YENİ BİR YAŞAM KURMAK

Tamer Öncül

Henüz başındayız Mart’ın ama sıcaklar bastırdı bile..

Avrupa’da aldatıcı soğuk hava’yı, Kutuplar’daki aşırı ısı artışına bağlıyor  bilim adamları…

Dünya korkunç bir hızla ısınıyor; bölgemiz de öyle…

Ortadoğu’da kaynatılan kazan ısındıkça; bin bir kötülük taşıyor Akdeniz’e…

Ölü bedenler; göç yollarında perişan olan insanlar da artıyor her geçen gün…

Onlarca Medeniyete beşiklik etmiş Akdeniz, şimdi her türlü “medeniyetsizlikle” kirletiliyor…

Savaş gemileri /denizaltıları, petrol platformlarından balıklara yer kalmıyor şu küçücük denizde…

ABD ve Rusya’nın “egemenlik/hegemonya savaşları”na kurban ediliyor insanlık.

Onların maşası “taşeron diktatörler” “hizmet” yarışında !..

Bombaların havalandırdığı toz bulutları kanla kesifleşip, yakıyor boğazımızı…

Gökyüzü, “parçalı radyoaktif bulutlu!”

Kan derelerinin başına HES (Hidroelektrik Santrali) kuruyor birileri; Nükleer santral yolda…

Ne gam! 2-3 kuruşa gelecekmiş o kara kabloyla elektrik. (Su da öyle olacaktı, hatırlarsınız!)

Biz kilometrelerce uzakta, dumanını solumaktan rahatsız oluyorsak günde binleri atılan bombaların; orada yaşayan insanların neler çektiğini düşünmek bile zor…

Demagoji’nin bini bir para; bombaların ardından nutukları fırlatıyor Dilbazlar: “Demokrasi götürüyorlarmış; adalet ve özgürlük”.

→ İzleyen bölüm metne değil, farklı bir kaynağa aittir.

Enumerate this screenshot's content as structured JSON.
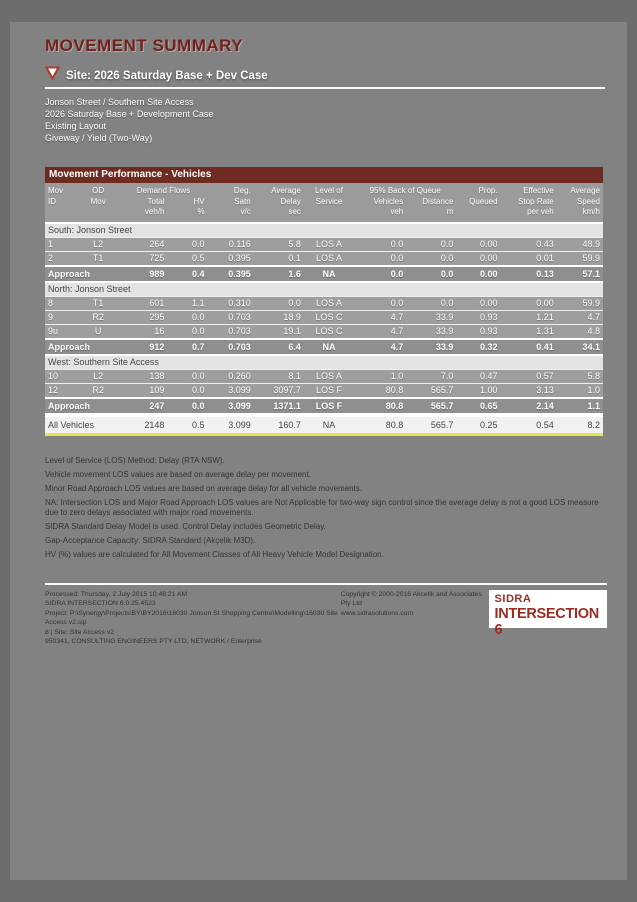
{
  "colors": {
    "page_gray": "#828282",
    "maroon_bar": "#6f2b20",
    "header_gray": "#9b9b9b",
    "row_gray": "#9e9e9e",
    "approach_gray": "#8f8f8f",
    "accent_yellow": "#e8e44a",
    "title_red": "#76201b",
    "logo_red": "#9c2b21"
  },
  "page": {
    "title": "MOVEMENT SUMMARY",
    "site_line": "Site: 2026 Saturday Base + Dev Case",
    "info_lines": [
      "Jonson Street / Southern Site Access",
      "2026 Saturday Base + Development Case",
      "Existing Layout",
      "Giveway / Yield (Two-Way)"
    ]
  },
  "table": {
    "title": "Movement Performance - Vehicles",
    "header_rows": [
      [
        {
          "t": "Mov"
        },
        {
          "t": "OD"
        },
        {
          "t": "Demand Flows",
          "span": 2
        },
        {
          "t": "Deg."
        },
        {
          "t": "Average"
        },
        {
          "t": "Level of"
        },
        {
          "t": "95% Back of Queue",
          "span": 2
        },
        {
          "t": "Prop."
        },
        {
          "t": "Effective"
        },
        {
          "t": "Average"
        }
      ],
      [
        {
          "t": "ID"
        },
        {
          "t": "Mov"
        },
        {
          "t": "Total"
        },
        {
          "t": "HV"
        },
        {
          "t": "Satn"
        },
        {
          "t": "Delay"
        },
        {
          "t": "Service"
        },
        {
          "t": "Vehicles"
        },
        {
          "t": "Distance"
        },
        {
          "t": "Queued"
        },
        {
          "t": "Stop Rate"
        },
        {
          "t": "Speed"
        }
      ],
      [
        {
          "t": ""
        },
        {
          "t": ""
        },
        {
          "t": "veh/h"
        },
        {
          "t": "%"
        },
        {
          "t": "v/c"
        },
        {
          "t": "sec"
        },
        {
          "t": ""
        },
        {
          "t": "veh"
        },
        {
          "t": "m"
        },
        {
          "t": ""
        },
        {
          "t": "per veh"
        },
        {
          "t": "km/h"
        }
      ]
    ],
    "sections": [
      {
        "label": "South: Jonson Street",
        "rows": [
          {
            "id": "1",
            "od": "L2",
            "cells": [
              "264",
              "0.0",
              "0.116",
              "5.8",
              "LOS A",
              "0.0",
              "0.0",
              "0.00",
              "0.43",
              "48.9"
            ]
          },
          {
            "id": "2",
            "od": "T1",
            "cells": [
              "725",
              "0.5",
              "0.395",
              "0.1",
              "LOS A",
              "0.0",
              "0.0",
              "0.00",
              "0.01",
              "59.9"
            ]
          }
        ],
        "approach": {
          "label": "Approach",
          "cells": [
            "989",
            "0.4",
            "0.395",
            "1.6",
            "NA",
            "0.0",
            "0.0",
            "0.00",
            "0.13",
            "57.1"
          ]
        }
      },
      {
        "label": "North: Jonson Street",
        "rows": [
          {
            "id": "8",
            "od": "T1",
            "cells": [
              "601",
              "1.1",
              "0.310",
              "0.0",
              "LOS A",
              "0.0",
              "0.0",
              "0.00",
              "0.00",
              "59.9"
            ]
          },
          {
            "id": "9",
            "od": "R2",
            "cells": [
              "295",
              "0.0",
              "0.703",
              "18.9",
              "LOS C",
              "4.7",
              "33.9",
              "0.93",
              "1.21",
              "4.7"
            ]
          },
          {
            "id": "9u",
            "od": "U",
            "cells": [
              "16",
              "0.0",
              "0.703",
              "19.1",
              "LOS C",
              "4.7",
              "33.9",
              "0.93",
              "1.31",
              "4.8"
            ]
          }
        ],
        "approach": {
          "label": "Approach",
          "cells": [
            "912",
            "0.7",
            "0.703",
            "6.4",
            "NA",
            "4.7",
            "33.9",
            "0.32",
            "0.41",
            "34.1"
          ]
        }
      },
      {
        "label": "West: Southern Site Access",
        "rows": [
          {
            "id": "10",
            "od": "L2",
            "cells": [
              "138",
              "0.0",
              "0.260",
              "8.1",
              "LOS A",
              "1.0",
              "7.0",
              "0.47",
              "0.57",
              "5.8"
            ]
          },
          {
            "id": "12",
            "od": "R2",
            "cells": [
              "109",
              "0.0",
              "3.099",
              "3097.7",
              "LOS F",
              "80.8",
              "565.7",
              "1.00",
              "3.13",
              "1.0"
            ]
          }
        ],
        "approach": {
          "label": "Approach",
          "cells": [
            "247",
            "0.0",
            "3.099",
            "1371.1",
            "LOS F",
            "80.8",
            "565.7",
            "0.65",
            "2.14",
            "1.1"
          ]
        }
      }
    ],
    "all_vehicles": {
      "label": "All Vehicles",
      "cells": [
        "2148",
        "0.5",
        "3.099",
        "160.7",
        "NA",
        "80.8",
        "565.7",
        "0.25",
        "0.54",
        "8.2"
      ]
    }
  },
  "footnotes": [
    "Level of Service (LOS) Method: Delay (RTA NSW).",
    "Vehicle movement LOS values are based on average delay per movement.",
    "Minor Road Approach LOS values are based on average delay for all vehicle movements.",
    "NA: Intersection LOS and Major Road Approach LOS values are Not Applicable for two-way sign control since the average delay is not a good LOS measure due to zero delays associated with major road movements.",
    "SIDRA Standard Delay Model is used. Control Delay includes Geometric Delay.",
    "Gap-Acceptance Capacity: SIDRA Standard (Akçelik M3D).",
    "HV (%) values are calculated for All Movement Classes of All Heavy Vehicle Model Designation."
  ],
  "footer": {
    "left_lines": [
      "Processed: Thursday, 2 July 2015 10:46:21 AM",
      "SIDRA INTERSECTION 6.0.25.4523",
      "Project: P:\\Synergy\\Projects\\BY\\BY2016\\16030 Jonson St Shopping Centre\\Modelling\\16030 Site Access v2.sip",
      "8 | Site: Site Access v2",
      "950341, CONSULTING ENGINEERS PTY LTD, NETWORK / Enterprise"
    ],
    "right_lines": [
      "Copyright © 2000-2016 Akcelik and Associates Pty Ltd",
      "www.sidrasolutions.com"
    ],
    "logo_line1": "SIDRA",
    "logo_line2": "INTERSECTION 6"
  }
}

Zeytin Dalı’nı gövdesinden kırıp ( güvercinin gagasından çalıp);şeytanın Yabasına döndürüyorlar. Sonra da “samimiyetten /merhametten” söz ediyorlar utanmadan.

 

Öfkeli uzun adam, “merhametten” söz ederken, “2960 kişi öldürdük, inşallah bu akşama kadar 3 bini aşar” diyor.

Kara kalabalıkta coşku büyüyor; “vur de vuralım, öl de ölelim” sesleriyle inliyor meydan.

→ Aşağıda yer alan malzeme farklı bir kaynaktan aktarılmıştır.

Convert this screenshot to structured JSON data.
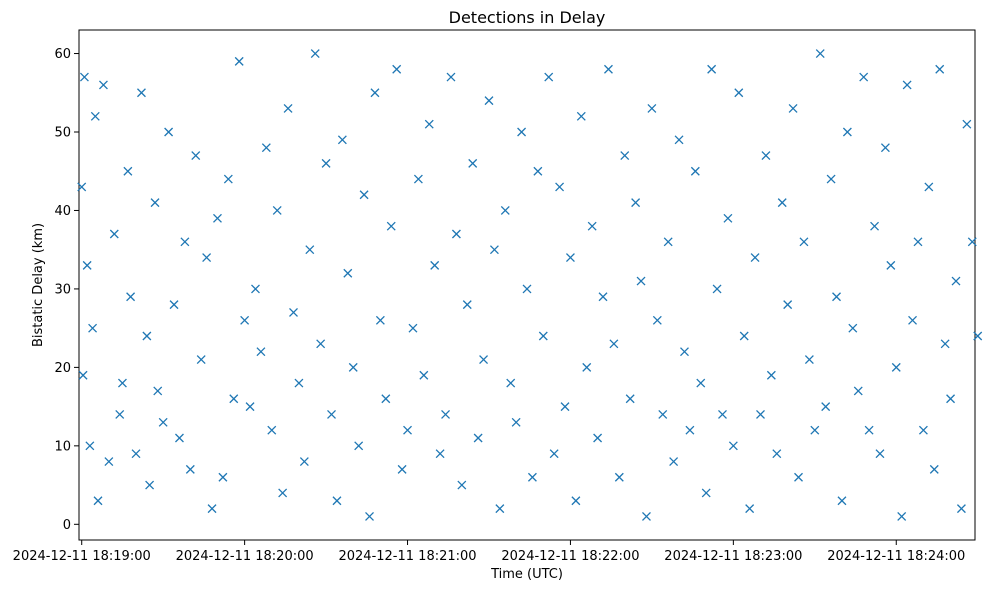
{
  "chart_data": {
    "type": "scatter",
    "title": "Detections in Delay",
    "xlabel": "Time (UTC)",
    "ylabel": "Bistatic Delay (km)",
    "marker": "x",
    "color": "#1f77b4",
    "grid": false,
    "legend": "none",
    "xlim": [
      "2024-12-11 18:18:59",
      "2024-12-11 18:24:29"
    ],
    "ylim": [
      -2,
      63
    ],
    "x_ticks": [
      "2024-12-11 18:19:00",
      "2024-12-11 18:20:00",
      "2024-12-11 18:21:00",
      "2024-12-11 18:22:00",
      "2024-12-11 18:23:00",
      "2024-12-11 18:24:00"
    ],
    "y_ticks": [
      0,
      10,
      20,
      30,
      40,
      50,
      60
    ],
    "time_start": "2024-12-11 18:19:00",
    "points_time_seconds_from_start": [
      0,
      0.5,
      1,
      2,
      3,
      4,
      5,
      6,
      8,
      10,
      12,
      14,
      15,
      17,
      18,
      20,
      22,
      24,
      25,
      27,
      28,
      30,
      32,
      34,
      36,
      38,
      40,
      42,
      44,
      46,
      48,
      50,
      52,
      54,
      56,
      58,
      60,
      62,
      64,
      66,
      68,
      70,
      72,
      74,
      76,
      78,
      80,
      82,
      84,
      86,
      88,
      90,
      92,
      94,
      96,
      98,
      100,
      102,
      104,
      106,
      108,
      110,
      112,
      114,
      116,
      118,
      120,
      122,
      124,
      126,
      128,
      130,
      132,
      134,
      136,
      138,
      140,
      142,
      144,
      146,
      148,
      150,
      152,
      154,
      156,
      158,
      160,
      162,
      164,
      166,
      168,
      170,
      172,
      174,
      176,
      178,
      180,
      182,
      184,
      186,
      188,
      190,
      192,
      194,
      196,
      198,
      200,
      202,
      204,
      206,
      208,
      210,
      212,
      214,
      216,
      218,
      220,
      222,
      224,
      226,
      228,
      230,
      232,
      234,
      236,
      238,
      240,
      242,
      244,
      246,
      248,
      250,
      252,
      254,
      256,
      258,
      260,
      262,
      264,
      266,
      268,
      270,
      272,
      274,
      276,
      278,
      280,
      282,
      284,
      286,
      288,
      290,
      292,
      294,
      296,
      298,
      300,
      302,
      304,
      306,
      308,
      310,
      312,
      314,
      316,
      318,
      320,
      322,
      324,
      326,
      328,
      330
    ],
    "points_delay_km": [
      43,
      19,
      57,
      33,
      10,
      25,
      52,
      3,
      56,
      8,
      37,
      14,
      18,
      45,
      29,
      9,
      55,
      24,
      5,
      41,
      17,
      13,
      50,
      28,
      11,
      36,
      7,
      47,
      21,
      34,
      2,
      39,
      6,
      44,
      16,
      59,
      26,
      15,
      30,
      22,
      48,
      12,
      40,
      4,
      53,
      27,
      18,
      8,
      35,
      60,
      23,
      46,
      14,
      3,
      49,
      32,
      20,
      10,
      42,
      1,
      55,
      26,
      16,
      38,
      58,
      7,
      12,
      25,
      44,
      19,
      51,
      33,
      9,
      14,
      57,
      37,
      5,
      28,
      46,
      11,
      21,
      54,
      35,
      2,
      40,
      18,
      13,
      50,
      30,
      6,
      45,
      24,
      57,
      9,
      43,
      15,
      34,
      3,
      52,
      20,
      38,
      11,
      29,
      58,
      23,
      6,
      47,
      16,
      41,
      31,
      1,
      53,
      26,
      14,
      36,
      8,
      49,
      22,
      12,
      45,
      18,
      4,
      58,
      30,
      14,
      39,
      10,
      55,
      24,
      2,
      34,
      14,
      47,
      19,
      9,
      41,
      28,
      53,
      6,
      36,
      21,
      12,
      60,
      15,
      44,
      29,
      3,
      50,
      25,
      17,
      57,
      12,
      38,
      9,
      48,
      33,
      20,
      1,
      56,
      26,
      36,
      12,
      43,
      7,
      58,
      23,
      16,
      31,
      2,
      51,
      36,
      24
    ]
  }
}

“Biz, Afrin'e işgal gücü olarak girmedik, Afrin'deki teröristleri temizlemek için girdik Afrin'i o teröristlerden temizleyip ardından sahiplerine teslim etmek için biz oradayız." Sözleri, 74 Temmuz’unda uçaktan atılan o bildirileri getiriyor aklıma…

 

Bellek, böyle bir şey işte; olmadık yerden, olmadık şeyler çıkarıyor!

Sümer Erek’in Brüksel’de Höte Galeri’de süren ‘Yaşanmamış Günler’ isimli kişisel sergisini değerlendiren Metin Şenergüç  yazısının bir yerinde “..Öznesi olmayan bir portre resminde gözlerin yerini belleğin alması kaçınılmazdır. Belleğiyle ‘bakarak’ portreyi tamamlamaya çalışıyor burada Erek. Bellek, zaman ve mekan algısı olduğu kadar, kimlik, tarih, bilgi ve bilinçle de ilgilidir. Tüm bu olguların bir sentezidir de diyebiliriz belleğe. Bu nedenle geçmiş, belleğin içinde  saf ve yalın halde yer almaz. ‘Şimdi’den geriye doğru anımsar insan. Bir olayı yaşamakla bir temsil içinde anımsamak ve geçmiş ve şimdi arasında açılan bu aralıkta çalışıyor Erek. ‘Şimdi’yle gıyap arasındaki diyalektik uzamda yeni bir yaşam kuruyor.” diye yazar.

Tüm bu kötülüklerden, kandan, kirden arınıp  “yeni bir yaşam kurulabilirse dünyada” buna en büyük katkıyı SANAT yapacaktır, kuşkusuz…

Ve devam ediyor Şenergüç: ”Bu sergiye sadece ağıtsal bir eser olarak bakılmamalı. Kapitalist sistemin bedenlerimiz üzerinde yürüttüğü politikalar sürekli bir keder üretme peşindedir ve bu duygulardan kendimizi soyutlamamızın imkansızdır. Erek bu projeyle, bu kederin kaynağı nedir; kimlerin çıkarları bizi bu duygulara sürüklüyor sorularını da soruyor,  ülkelerinden kaçıp Akdeniz’in sularında kaybolan binlerce insanın sadece sayılarla anılmasına da işaret ediyor.”